Сергей подошел к туалетному столику и вынул из-за зеркала несколько исписанных листков.
— Взгляните, — сказал он, подзывая Горбачевского.
— Что это?
— Это революционный катехизис, составленный мною, — отвечал Сергей, покраснев. — Я думаю, что на солдат сильнее всего можно действовать религией. Я показываю тут, что религия в союзе со свободой.
Горбачевский с усмешкой покачал головой.
— Полно, Сергей Иванович, — сказал он. — Русский солдат не верит указке попов. — И добавил, указывая на лежавшую перед зеркалом головную щеточку: — Это всё такие же вот барские штуки!
Сергей засмеялся.
— Вас смущают эти барские штуки? — произнес он шутливо. — А что ж, не мешает и вам ими воспользоваться.
Он взял щеточку и стал шаловливо водить ею по растрепанным бакенбардам Горбачевского.
Горбачевский прямо смотрел в глаза Сергею.
— Дайте мне эту щеточку, — сказал он вдруг изменившимся голосом.
— Щеточку? — удивился Сергей.
По лицу Сергея прошла какая-то тень. Оба секунду молчали, глядя друг другу в глаза.
— На память, — точно сердясь, проговорил Горбачевский.
— Хорошо, возьмите на память, — серьезно ответил Сергеи.
Горбачевский быстро положил щеточку в боковой карман шинели, которая была у него на плечах, повернулся и вышел.
Сергей остался один. Он долго стоял у зеркала, погруженный в глубокую задумчивость. Потом потушил все свечи, кроме одной, на столе. Одиночество и тишина после многолюдства и шумных речей томили его. Он казался сам себе покинутым и брошенным.
На туалетном ящике лежала переплетенная в сафьян тетрадь. Сергей достал ее и сел за стол. Мысли и чувства складывались в заунывные стихи.

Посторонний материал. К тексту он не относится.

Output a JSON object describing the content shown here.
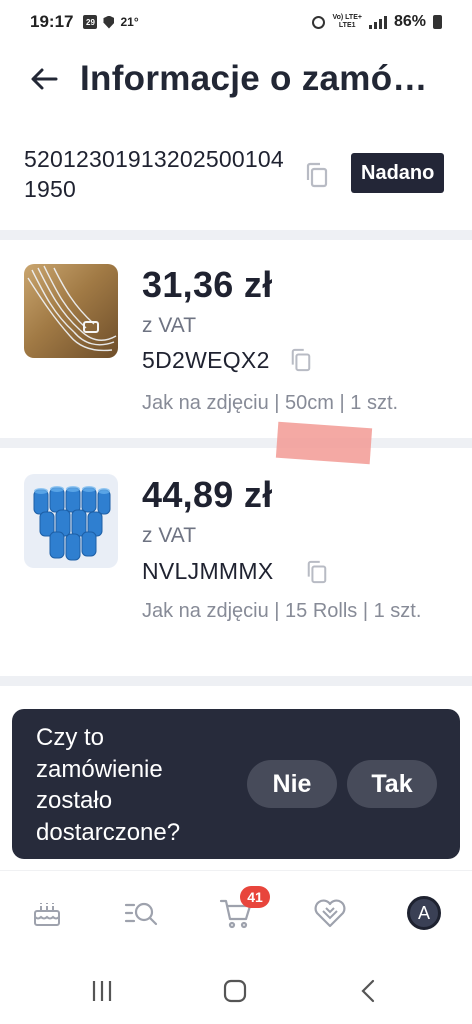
{
  "status_bar": {
    "time": "19:17",
    "date_icon_text": "29",
    "temperature": "21°",
    "network_top": "Vo) LTE+",
    "network_bottom": "LTE1",
    "battery": "86%"
  },
  "header": {
    "title": "Informacje o zamó…",
    "back_icon": "arrow-left-icon"
  },
  "order": {
    "number": "520123019132025001041950",
    "status": "Nadano",
    "copy_icon": "copy-icon"
  },
  "items": [
    {
      "price": "31,36 zł",
      "vat": "z VAT",
      "sku": "5D2WEQX2",
      "variant": "Jak na zdjęciu | 50cm | 1 szt.",
      "image": "silver-chain-necklace"
    },
    {
      "price": "44,89 zł",
      "vat": "z VAT",
      "sku": "NVLJMMMX",
      "variant": "Jak na zdjęciu | 15 Rolls | 1 szt.",
      "image": "blue-roll-bags"
    }
  ],
  "confirm": {
    "question": "Czy to zamówienie zostało dostarczone?",
    "no_label": "Nie",
    "yes_label": "Tak"
  },
  "tabbar": {
    "tabs": [
      "home-cake-icon",
      "search-list-icon",
      "cart-icon",
      "heart-icon",
      "avatar"
    ],
    "cart_count": "41",
    "avatar_letter": "A"
  },
  "colors": {
    "dark": "#232637",
    "badge_red": "#e8453c",
    "muted_text": "#878b97",
    "divider": "#eef0f4"
  }
}
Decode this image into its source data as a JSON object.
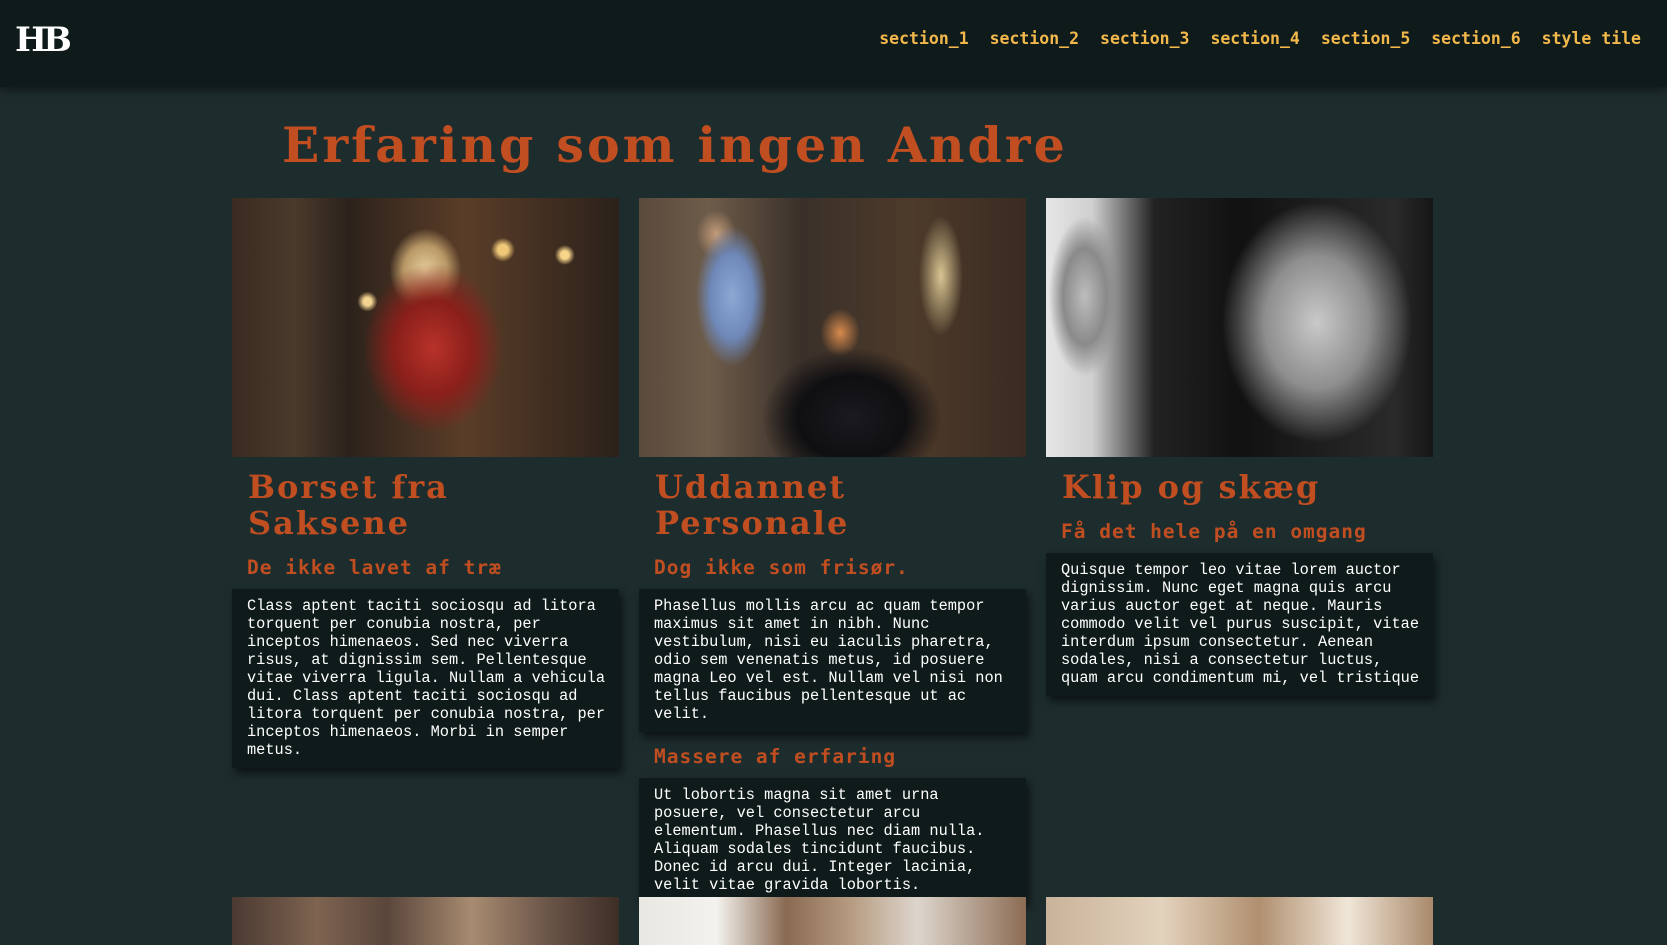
{
  "header": {
    "logo": "HB",
    "nav": [
      "section_1",
      "section_2",
      "section_3",
      "section_4",
      "section_5",
      "section_6",
      "style tile"
    ]
  },
  "main": {
    "title": "Erfaring som ingen Andre",
    "cards": [
      {
        "title": "Borset fra Saksene",
        "subtitle": "De ikke lavet af træ",
        "body": "Class aptent taciti sociosqu ad litora torquent per conubia nostra, per inceptos himenaeos. Sed nec viverra risus, at dignissim sem. Pellentesque vitae viverra ligula. Nullam a vehicula dui. Class aptent taciti sociosqu ad litora torquent per conubia nostra, per inceptos himenaeos. Morbi in semper metus."
      },
      {
        "title": "Uddannet Personale",
        "subtitle": "Dog ikke som frisør.",
        "body": "Phasellus mollis arcu ac quam tempor maximus sit amet in nibh. Nunc vestibulum, nisi eu iaculis pharetra, odio sem venenatis metus, id posuere magna Leo vel est. Nullam vel nisi non tellus faucibus pellentesque ut ac velit.",
        "subtitle2": "Massere af erfaring",
        "body2": "Ut lobortis magna sit amet urna posuere, vel consectetur arcu elementum. Phasellus nec diam nulla. Aliquam sodales tincidunt faucibus. Donec id arcu dui. Integer lacinia, velit vitae gravida lobortis."
      },
      {
        "title": "Klip og skæg",
        "subtitle": "Få det hele på en omgang",
        "body": "Quisque tempor leo vitae lorem auctor dignissim. Nunc eget magna quis arcu varius auctor eget at neque. Mauris commodo velit vel purus suscipit, vitae interdum ipsum consectetur. Aenean sodales, nisi a consectetur luctus, quam arcu condimentum mi, vel tristique"
      }
    ]
  },
  "colors": {
    "background": "#1d2c2d",
    "header": "#0f1a1b",
    "nav": "#f2b84b",
    "accent": "#c04e21",
    "text": "#ffffff"
  }
}
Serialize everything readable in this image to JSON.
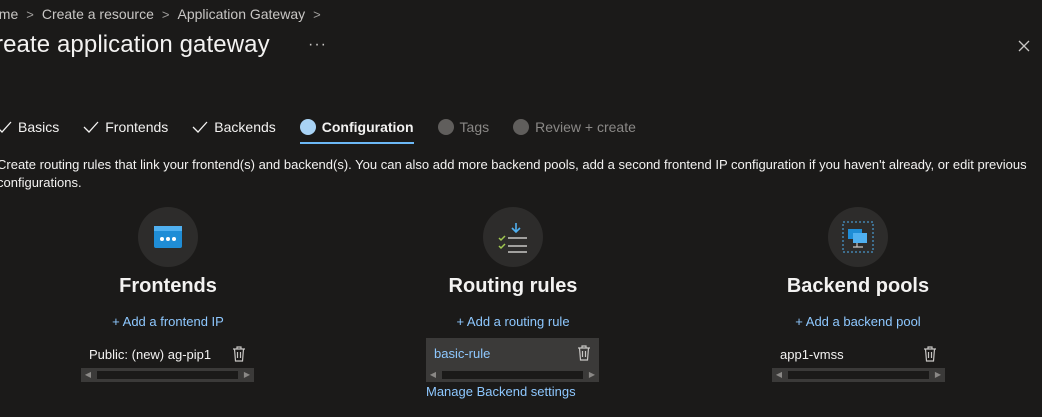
{
  "breadcrumb": {
    "items": [
      "ome",
      "Create a resource",
      "Application Gateway"
    ]
  },
  "page": {
    "title": "reate application gateway",
    "more_label": "···"
  },
  "steps": [
    {
      "label": "Basics",
      "state": "done"
    },
    {
      "label": "Frontends",
      "state": "done"
    },
    {
      "label": "Backends",
      "state": "done"
    },
    {
      "label": "Configuration",
      "state": "active"
    },
    {
      "label": "Tags",
      "state": "disabled"
    },
    {
      "label": "Review + create",
      "state": "disabled"
    }
  ],
  "description": "Create routing rules that link your frontend(s) and backend(s). You can also add more backend pools, add a second frontend IP configuration if you haven't already, or edit previous configurations.",
  "frontends": {
    "heading": "Frontends",
    "add_label": "+ Add a frontend IP",
    "items": [
      "Public: (new) ag-pip1"
    ]
  },
  "routing": {
    "heading": "Routing rules",
    "add_label": "+ Add a routing rule",
    "items": [
      "basic-rule"
    ],
    "manage_label": "Manage Backend settings"
  },
  "backends": {
    "heading": "Backend pools",
    "add_label": "+ Add a backend pool",
    "items": [
      "app1-vmss"
    ]
  },
  "colors": {
    "accent": "#6cb8f6",
    "link": "#8ec8ff",
    "background": "#1b1a19"
  }
}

Склонившись над тетрадью, он писал по-французски:
В воскресенье после обеда к Сергею пришли солдаты из восьмой пехотной дивизии, бывшие семеновцы. Сергей был с ними в постоянных сношениях.
На этот раз солдаты пришли взволнованные, с сумрачными, озлобленными лицами: застрелился их товарищ-семеновец, рядовой Саратовского полка Иван Перепельчук.
Петр Малафеев, старый знакомый Сергея, рассказал, как было дело. Ротный, как только принял командование, с самого начала за что-то невзлюбил Перепельчука — должно быть, за то, что грамотный и книжки читает. Застал раз его, когда он читал вслух книжку солдатам, — книжку изорвал в клочья, а его ударил кулаком по лицу, изругал нехорошими словами и назвал бунтовщиком. После этого и конца не было придиркам: и смотрит-то он не так, и неисправен, и службы не знает. Бил его ротный нещадно чуть ли не каждый день, так что кровоподтеки с лица не сходили. Совсем замаялся человек, житья ему не стало. А как пригрозил ему ротный кобылой, не стерпел, убежал в лес, да там из ружья и застрелился. Ротный и хоронить не приказал по-христиански — собаке, говорит, собачья и смерть: закопайте его просто в яму, как падаль. Так без молитвы и закопали.
Сергей выслушал молча рассказ. Потом подошел к стенке, снял пистолет и показал его солдатам.
— Видите? — сказал он, поднимая пистолет дулом кверху, как бы направляя его на какую-то цель. — Вот как надо. Но толком, всем вместе, когда время настанет. А стрелять в себя — это дурачество.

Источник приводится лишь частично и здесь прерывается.